Миссис Хефле без спроса, точно он ребенок или собака, наполнила его тарелку. Грузная, докучливая, похожая на крольчиху: никудышная реклама шведским традициям. Она положила ему столько тефтелей и “Искушения”, что опьянение грозило не наступить вовсе, и Перри ничего не оставалось, кроме как взять тарелку. Миссис Хефле докучливой рукой направила его прочь от парящего котелка.
– Твои ровесники в зимнем саду, – сказала она.
Он направился прочь, она следом, дабы убедиться, что он послушен ее покровительственным распоряжениям. Равнодушный к ровесникам в зимнем саду, Перри пробрался через гостиную к книжному шкафу, поставил тарелку на приставной столик, выбрал случайный том и притворился, будто увлекся чтением. Миссис Хефле разговорилась с гостями, но поглядывала на него. Ее бдительность напомнила ему кое-кого из учителей Лифтона, очевидно не ведавших иных удовольствий, кроме садистского наслаждения лишать удовольствия молодежь.
Наконец в дверь позвонили. Миссис Хефле пошла открывать, Перри устремился в столовую. У вазы с печеньем стояли две седовласые дамы, но он не знал их, не имел с ними никаких отношений, а потому беспардонно наполнил кружку глётом, над которым клубился пар. Заслышав голос миссис Хефле, возвращающейся из гардеробной, ретировался через кухню, оттуда на лестницу в подвал и присел на ступеньку. Внизу гремели в стаканчике игральные кости, журчал голос Джадсона.

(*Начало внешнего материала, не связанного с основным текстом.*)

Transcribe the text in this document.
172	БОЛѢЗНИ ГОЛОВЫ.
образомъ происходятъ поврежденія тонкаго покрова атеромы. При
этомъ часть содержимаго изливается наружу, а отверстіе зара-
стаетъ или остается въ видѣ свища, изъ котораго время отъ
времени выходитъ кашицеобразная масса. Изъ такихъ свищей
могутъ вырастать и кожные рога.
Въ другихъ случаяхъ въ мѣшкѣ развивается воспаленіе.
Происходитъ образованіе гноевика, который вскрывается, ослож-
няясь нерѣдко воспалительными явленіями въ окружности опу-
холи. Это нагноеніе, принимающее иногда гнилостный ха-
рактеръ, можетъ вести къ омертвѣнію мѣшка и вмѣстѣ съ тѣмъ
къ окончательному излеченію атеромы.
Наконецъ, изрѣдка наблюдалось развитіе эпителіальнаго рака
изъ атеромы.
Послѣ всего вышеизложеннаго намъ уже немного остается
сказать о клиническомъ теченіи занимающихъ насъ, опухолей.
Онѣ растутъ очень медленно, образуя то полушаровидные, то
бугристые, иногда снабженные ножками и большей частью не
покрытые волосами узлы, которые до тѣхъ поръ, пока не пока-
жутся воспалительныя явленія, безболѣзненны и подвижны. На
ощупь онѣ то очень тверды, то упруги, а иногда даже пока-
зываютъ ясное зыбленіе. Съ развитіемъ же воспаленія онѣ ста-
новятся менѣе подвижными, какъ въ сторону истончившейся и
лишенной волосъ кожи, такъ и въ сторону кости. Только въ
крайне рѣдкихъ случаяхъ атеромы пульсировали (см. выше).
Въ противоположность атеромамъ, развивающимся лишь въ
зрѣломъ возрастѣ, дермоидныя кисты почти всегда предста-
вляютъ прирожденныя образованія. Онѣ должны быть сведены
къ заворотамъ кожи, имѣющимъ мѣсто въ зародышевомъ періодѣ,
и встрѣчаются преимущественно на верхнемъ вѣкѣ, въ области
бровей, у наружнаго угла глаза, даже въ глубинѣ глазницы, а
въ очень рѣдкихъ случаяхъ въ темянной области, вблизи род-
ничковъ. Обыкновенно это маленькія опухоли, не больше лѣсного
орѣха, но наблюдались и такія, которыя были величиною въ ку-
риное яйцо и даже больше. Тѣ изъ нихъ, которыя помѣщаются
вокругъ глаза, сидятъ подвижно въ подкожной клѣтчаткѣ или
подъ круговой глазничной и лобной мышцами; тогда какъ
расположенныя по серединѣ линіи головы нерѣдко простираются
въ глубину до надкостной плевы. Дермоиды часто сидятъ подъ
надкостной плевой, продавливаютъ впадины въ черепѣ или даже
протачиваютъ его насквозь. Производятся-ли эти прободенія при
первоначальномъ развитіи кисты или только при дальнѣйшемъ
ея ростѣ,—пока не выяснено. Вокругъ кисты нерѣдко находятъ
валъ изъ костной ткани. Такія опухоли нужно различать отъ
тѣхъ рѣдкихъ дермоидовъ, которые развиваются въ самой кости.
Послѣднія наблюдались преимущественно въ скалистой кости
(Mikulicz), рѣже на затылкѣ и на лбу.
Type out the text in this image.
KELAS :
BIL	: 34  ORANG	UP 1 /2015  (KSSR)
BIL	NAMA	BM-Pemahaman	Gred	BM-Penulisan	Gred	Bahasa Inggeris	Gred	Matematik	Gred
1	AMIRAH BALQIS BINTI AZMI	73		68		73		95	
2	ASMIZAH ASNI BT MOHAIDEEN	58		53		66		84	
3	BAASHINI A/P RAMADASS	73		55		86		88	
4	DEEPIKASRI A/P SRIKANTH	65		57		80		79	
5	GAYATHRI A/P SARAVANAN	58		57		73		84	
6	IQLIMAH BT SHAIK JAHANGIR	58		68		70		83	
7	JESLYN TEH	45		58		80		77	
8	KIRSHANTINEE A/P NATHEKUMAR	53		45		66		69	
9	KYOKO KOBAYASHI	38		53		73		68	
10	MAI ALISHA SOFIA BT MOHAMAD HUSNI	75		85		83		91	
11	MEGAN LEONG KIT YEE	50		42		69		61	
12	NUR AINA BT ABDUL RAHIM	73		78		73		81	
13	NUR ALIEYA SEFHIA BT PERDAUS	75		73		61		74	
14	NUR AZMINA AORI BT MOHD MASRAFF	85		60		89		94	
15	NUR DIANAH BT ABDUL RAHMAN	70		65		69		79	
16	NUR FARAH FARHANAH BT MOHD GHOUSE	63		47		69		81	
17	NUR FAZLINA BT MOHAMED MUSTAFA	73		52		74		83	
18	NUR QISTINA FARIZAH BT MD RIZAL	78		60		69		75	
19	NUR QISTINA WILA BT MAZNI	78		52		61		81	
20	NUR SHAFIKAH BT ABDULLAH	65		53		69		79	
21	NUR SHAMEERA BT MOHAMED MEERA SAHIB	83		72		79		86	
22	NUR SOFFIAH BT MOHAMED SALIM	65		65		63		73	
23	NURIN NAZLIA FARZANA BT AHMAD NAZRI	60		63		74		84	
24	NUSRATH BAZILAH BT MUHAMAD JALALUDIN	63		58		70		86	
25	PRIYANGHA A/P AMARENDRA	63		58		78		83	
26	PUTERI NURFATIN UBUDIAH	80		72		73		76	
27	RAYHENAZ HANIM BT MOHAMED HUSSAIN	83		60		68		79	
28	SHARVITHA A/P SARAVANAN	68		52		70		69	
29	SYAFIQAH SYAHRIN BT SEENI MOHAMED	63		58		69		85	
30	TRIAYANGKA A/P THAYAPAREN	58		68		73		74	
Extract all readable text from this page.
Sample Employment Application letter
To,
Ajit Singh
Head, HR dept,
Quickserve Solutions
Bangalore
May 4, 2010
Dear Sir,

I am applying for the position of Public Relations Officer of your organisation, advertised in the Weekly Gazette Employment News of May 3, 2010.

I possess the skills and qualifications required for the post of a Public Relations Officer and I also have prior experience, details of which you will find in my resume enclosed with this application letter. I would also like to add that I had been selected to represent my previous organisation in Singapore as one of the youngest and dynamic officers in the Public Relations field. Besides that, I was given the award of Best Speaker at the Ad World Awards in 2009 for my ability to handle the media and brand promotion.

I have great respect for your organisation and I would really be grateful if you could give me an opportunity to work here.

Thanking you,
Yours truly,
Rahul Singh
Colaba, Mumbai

Перри вновь мигом осушил кружку. Ему отчаянно, непомерно хотелось глёга, как и любого другого недозволенного вещества, какие ему случалось принимать. Тут он вспомнил, что на кухонном столе стоит бутылка водки. А поскольку определение “одной кружки” уже запуталось до неузнаваемости, он прокрался в кухню, плеснул себе водки и выпил залпом. Кружку оставил в раковине.
Убедительно опьянев и немного приободрившись, поколебав, но вряд ли нарушив зарок, Перри отправился испытать свой навык пить, не теряя головы, на священнослужителях в гостиной. Подле гаснущего камина стояли бок о бок двое мужчин, высокий и низкий; казалось, они исчерпали темы, но пока что не нащупали более плодородной почвы для разговора. Перри представился.
Тот, что повыше, был в красной водолазке и блейзере из верблюжьей шерсти.
– Я Адам Уолш из лютеранской церкви Святой Троицы. А это ребе Майер из синагоги Бет-Эль.
Ребе, у которого волосы были только за ушами, пожал Перри руку.
– Веселой Хануки.
Перри решил, что ребе острит, и хохотнул – пожалуй, чересчур громко. Краем глаза он заметил, что миссис Хефле угрюмо следит за ним.
– Ваш отец здесь? – спросил преподобный Уолш.
– Нет, уехал в город по делам паствы. Застрял из-за снегопада.
Заговорили о снегопаде. Перри еще не успел полюбить погоду так, как любили ее все взрослые. Высказав бестолковое замечание, что снегу нападало уже восемь дюймов, Перри поднял вопрос доброты и ее связи с интеллектом. Он пришел на прием, движимый бескорыстием, теперь же приметил возможность не только бесплатно напиться, но и получить бесплатную консультацию сразу двух, если так можно выразиться, профессионалов.
– Пожалуй, я спрашиваю вот о чем, – сказал он, – может ли доброта быть наградой сама по себе, или же она, сознательно или нет, всегда служит личным намерениям.
Преподобный Уолш и ребе обменялись взглядами, в которых Перри подметил приятное удивление. Его тешило, что он обманул их ожидания относительно пятнадцатилетних.
– Возможно, Адам ответит иначе, – сказал ребе, – но в иудаизме считается, что существует лишь одна мера добродетели: служит ли человек Богу и исполняет ли Его заповеди.
– Получается, – откликнулся Перри, – что добродетель и Бог, по сути, синонимы.
– Именно так, – подтвердил ребе. – В библейские времена, когда Господь являл себя открыто, Он бывал довольно жесток – ослеплял людей за малейшие проступки, велел Аврааму убить сына. Но суть иудаизма в том, что Господь поступает, как считает нужным, а мы соблюдаем Его заповеди.
– То есть, иными словами, неважно, что думает праведник, если при этом он соблюдает букву Господних заповедей?
– И поклоняется Богу, да. Разумеется, на уровне народной мудрости можно быть праведником, не будучи меншем[30]. Адам, вам наверняка тоже это знакомо: набожный человек, от которого близким одно несчастье. Мне кажется, Перри скорее спрашивает об этом.